Randomness and Probability in Data Structures
- What is randomness? We usually define it in terms of
unpredictability
- With regard to data structures, there are several
important structures that exploit randomness, and
alsoimportant data structures that are probabilistic in that
they return the right answer only within a certain probability.
- What is Randomness? Funamentally, it's about unpredicability.
- In many ways then, unpredicability is about the lack of knowledge,
so in a sense, randomness is a property of us not the outside world.
- How random numbers are generated is not at all obvious. Even with
physical systems, it can be tricky to get right.
Excercises:
- Using two six-sided dice, describe an algorithm to
generate integers in the range \([1,12]\) with a uniform distribution.
- Using two six-sided dice, describe an algorithm to
generate integers in the range \([1,10]\) with a uniform
distribution.
Random Number Generation
- Pseudo-random and true random numbers.
- Pseudo-random: Numbers that appear random but are generated by
a deterministic process. The really are a sequence, like
Fibonacci nuymbers. In particular, we define the sequence as
series of states, where each state is a function of the
previous: \(X_{n+1} = f(X_n)\)
- The actual state is unknown to the user of the generator.
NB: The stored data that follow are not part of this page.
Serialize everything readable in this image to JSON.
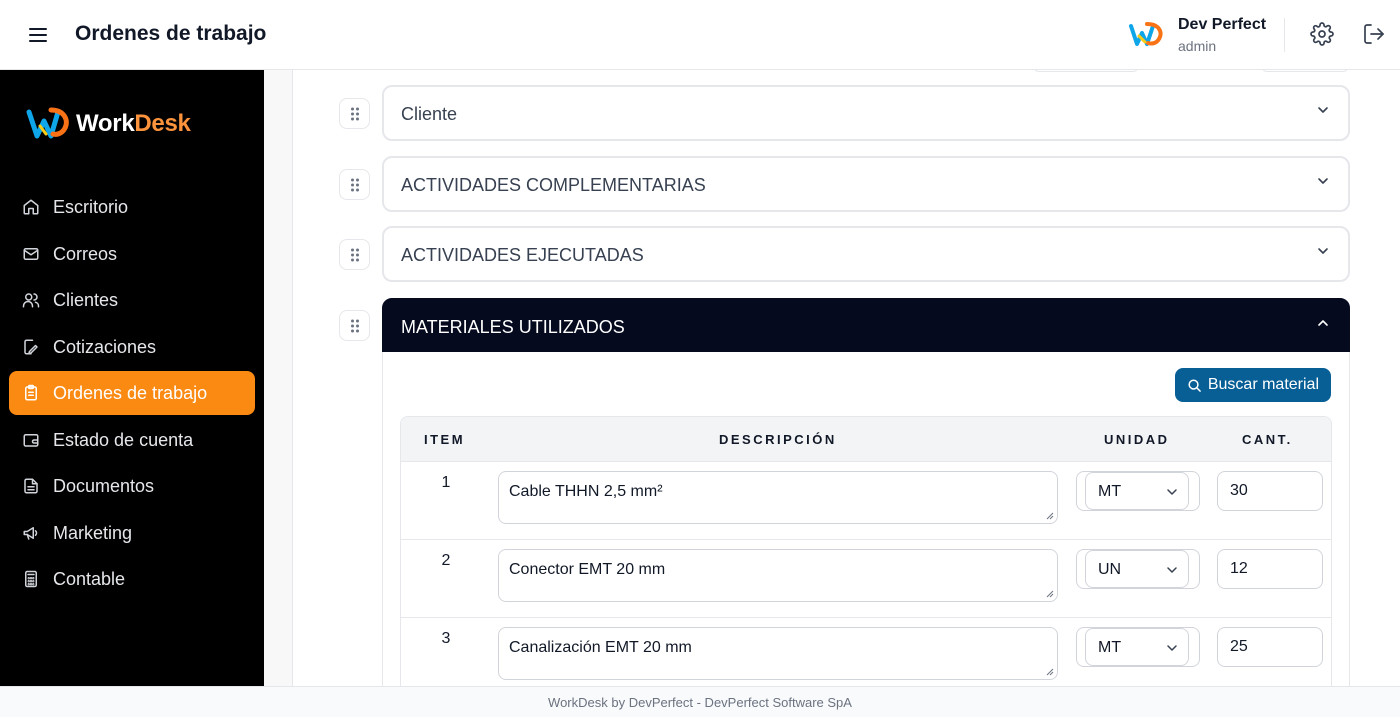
{
  "header": {
    "title": "Ordenes de trabajo",
    "user_name": "Dev Perfect",
    "user_role": "admin",
    "icons": [
      "menu-icon",
      "user-logo-icon",
      "gear-icon",
      "logout-icon"
    ]
  },
  "sidebar": {
    "brand": {
      "part1": "Work",
      "part2": "Desk"
    },
    "items": [
      {
        "label": "Escritorio",
        "icon": "home-icon"
      },
      {
        "label": "Correos",
        "icon": "mail-icon"
      },
      {
        "label": "Clientes",
        "icon": "users-icon"
      },
      {
        "label": "Cotizaciones",
        "icon": "edit-document-icon"
      },
      {
        "label": "Ordenes de trabajo",
        "icon": "clipboard-icon",
        "active": true
      },
      {
        "label": "Estado de cuenta",
        "icon": "wallet-icon"
      },
      {
        "label": "Documentos",
        "icon": "document-icon"
      },
      {
        "label": "Marketing",
        "icon": "megaphone-icon"
      },
      {
        "label": "Contable",
        "icon": "calculator-icon"
      }
    ]
  },
  "sections": [
    {
      "title": "Cliente",
      "open": false
    },
    {
      "title": "ACTIVIDADES COMPLEMENTARIAS",
      "open": false
    },
    {
      "title": "ACTIVIDADES EJECUTADAS",
      "open": false
    },
    {
      "title": "MATERIALES UTILIZADOS",
      "open": true
    }
  ],
  "materials": {
    "search_button": "Buscar material",
    "columns": [
      "ITEM",
      "DESCRIPCIÓN",
      "UNIDAD",
      "CANT."
    ],
    "rows": [
      {
        "item": "1",
        "description": "Cable THHN 2,5 mm²",
        "unit": "MT",
        "qty": "30"
      },
      {
        "item": "2",
        "description": "Conector EMT 20 mm",
        "unit": "UN",
        "qty": "12"
      },
      {
        "item": "3",
        "description": "Canalización EMT 20 mm",
        "unit": "MT",
        "qty": "25"
      }
    ]
  },
  "footer": {
    "text": "WorkDesk by DevPerfect - DevPerfect Software SpA"
  },
  "colors": {
    "accent": "#fb8a13",
    "dark_header": "#050a1f",
    "button_blue": "#075f96"
  }
}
- Instead, the user gets a number that is a function of the
state: \(R_n = g(X_n)\) such that \(g(X)\) is not reversible.
- Generated using algorithms and initial seed values.
- The seed tells the algorithm where to start in the sequence
- Given the same seed and algorithm, the sequence of numbers
will always be the same. Useful for debugging and
repeatability. When we don't want those things, we see with the time.
- Linear Congruential Generator (LCG):
- Limitations and potential pitfalls in random number generation
- Periodicity: Pseudo-random number generators eventually
repeat their sequence after a certain period. If you're not
careful, this period can be short.'
- Initialization: If the seed is predictable, then the
generation is predictable. If you seed multiple generators with
the time at the same time, they will copy each other.
- Non-uniformity: You have to be careful to make sure all
outputs are equally likely.
- Cryptography. You need special generators with special
properties to be cryptographically secure.
Bloom Filters
- Bloom Filters are a data structure for determining if
something is a mbmber of a set. For example, with a large database
on disk, when a user makes a query, instead of going straight to
the disk (slow!) we could check the filter first, and only go to
disk if we know the item is there.
- They work similarly to hash-tables
- They don't explicitly use random numbers, but they are "random"
in the sense that you'll only probably get the right answer.
- Initializing:
- Array of \(m\) bits, all initialized to 0.
- Generate \(k\) different hash functions.
- Insertion
- When inserting/adding something to the set, hash it with
all \( k \) hash functions
- set all of those bits to 1.
- Membership
- To check if something is in a Bloom filter, perform the
same process - hash the item with all \( k\) hashes and check
the bits.
- If any bit is 0, then the item is not a member of the set.
- If all the bits are 1, then the item probably is in
the set.
- Deletion - You cannot delete something from a Bloom filter,
though counting filters can.
- False positive rate:
Probability that a bit is set to 1 during an insert is \( \frac{1}{m}\)
so, the probability that a particular bit is not set to 1 by a
particular hash function during the insertion of an element is
\( p = 1 - \frac{1}{m} \)
The probability that a particular bit is not set to 1 by any of the hash functions during the insertion of an element:
\( p^k \)
Probability that a particular bit is still 0 after inserting \( n \) elements:
\( (p^k)^n = p^{kn} \)
So the probability that it is 1 is
\( q = 1 - p^{kn} \).
Probability of a false positive (all hash functions map to bits that are already set to 1):
\( \text{False Positive Rate} = q^k \)
\( \text{False Positive Rate} = (1 - (1 - \frac{1}{m})^{kn})^k \)
- Obviously, increasing \( m\) and \( k\) will decrease the false
positive rate. Of course there are always trade-offs, increasing \(
k\) increases time, and increasing \( m\) increases space. Often we
estimate the number of things we think we will store,
decide how big we want to make the table, then select our acceptable
false positive rate, and then select a k that gives us a false
positive rate under the target.
- Counting Bloom filters - allow removal, but take up more space.
Oh, by the way:
from bitarray import bitarray
bit_array = bitarray('01101')